His phone buzzed from inside the cabin, and he glanced toward the sound with a slight frown. “Probably the gallery stuff. Realtor's been pushing for final paperwork.”
“When's that supposed to happen?”
“Soon as I get back and can handle the documentation in person.” He shrugged, but there was tension underneath the casual gesture. “Lot of moving pieces when you're starting a business.”
Another buzz, followed by another. He ignored them both, but I could see the way his shoulders tightened with each notification.
“You don't have to stay here for me,” I said. “If you need to handle business stuff.”
“I'm exactly where I want to be.” Then he held out his hand. “Come here. I want to try something.”

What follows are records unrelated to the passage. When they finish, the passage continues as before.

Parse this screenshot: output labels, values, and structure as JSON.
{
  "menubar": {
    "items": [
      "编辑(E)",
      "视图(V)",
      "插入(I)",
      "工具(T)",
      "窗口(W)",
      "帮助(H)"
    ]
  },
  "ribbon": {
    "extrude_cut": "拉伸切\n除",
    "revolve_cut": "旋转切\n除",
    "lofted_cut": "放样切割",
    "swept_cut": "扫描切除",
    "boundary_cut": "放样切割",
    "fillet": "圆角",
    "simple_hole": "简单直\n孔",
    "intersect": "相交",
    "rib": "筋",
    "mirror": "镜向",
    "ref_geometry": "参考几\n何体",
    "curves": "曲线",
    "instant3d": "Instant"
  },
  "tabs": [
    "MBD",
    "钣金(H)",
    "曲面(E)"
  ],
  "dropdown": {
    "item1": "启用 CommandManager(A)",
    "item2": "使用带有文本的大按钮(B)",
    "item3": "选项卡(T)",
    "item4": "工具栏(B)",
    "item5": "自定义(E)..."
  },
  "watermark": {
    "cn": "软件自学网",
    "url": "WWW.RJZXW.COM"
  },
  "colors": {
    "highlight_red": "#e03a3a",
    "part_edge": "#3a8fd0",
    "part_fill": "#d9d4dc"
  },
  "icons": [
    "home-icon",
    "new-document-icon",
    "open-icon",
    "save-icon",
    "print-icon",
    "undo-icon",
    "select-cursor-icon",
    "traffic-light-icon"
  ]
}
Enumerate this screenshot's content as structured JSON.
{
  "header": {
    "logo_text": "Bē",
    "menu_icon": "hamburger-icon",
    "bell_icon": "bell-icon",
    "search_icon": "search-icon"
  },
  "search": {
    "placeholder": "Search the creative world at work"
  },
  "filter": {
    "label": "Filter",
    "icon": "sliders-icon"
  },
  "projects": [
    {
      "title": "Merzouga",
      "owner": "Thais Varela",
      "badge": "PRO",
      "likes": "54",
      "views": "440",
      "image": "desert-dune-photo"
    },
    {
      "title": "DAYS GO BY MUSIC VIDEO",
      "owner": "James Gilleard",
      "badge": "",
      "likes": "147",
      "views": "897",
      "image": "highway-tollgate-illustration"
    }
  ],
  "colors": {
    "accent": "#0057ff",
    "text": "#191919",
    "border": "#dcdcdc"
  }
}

I followed him inside to the full-length mirror on the back of the bathroom door. The glass was old, warped at the edges, but clear enough to show us both. He positioned me in front of it, standing behind me with his hands on my shoulders.
“What do you see?”
“A guy who's been through hell and looks like it.”
“Look again. Really look, not at what you think you should see.”
I tried to follow his instruction, studying my reflection like I'd never seen it before.
The way I held my right shoulder higher than the left, protecting it even when it didn't hurt.
The lines around my eyes that had nothing to do with age and everything to do with stress.
The stubble I hadn't bothered to shave in days, the way my t-shirt hung looser than it used to.
But beneath that, I could see other things. The way my stance had changed over the past few days. Less rigid, more grounded. The color returning to my face. The way my jaw wasn't clenched tight for once.
“I see someone who's tired,” I said. “But not beaten.”
“What else?”
I looked closer, past the surface. “Someone who's been performing his whole life and forgot how to just exist.”
“Keep going.”
“Someone who built his entire identity around one thing and now has to figure out who he is without it.” The words came easier than I expected. “Someone who's scared as hell but starting to think maybe that's okay.”
Dusty's hands squeezed my shoulders. “What do you love? Not what you're supposed to love, but what actually makes you feel alive?”
The question caught me off guard. I'd spent so long focused on what I was good at, what was expected of me, that I'd stopped asking what I actually wanted.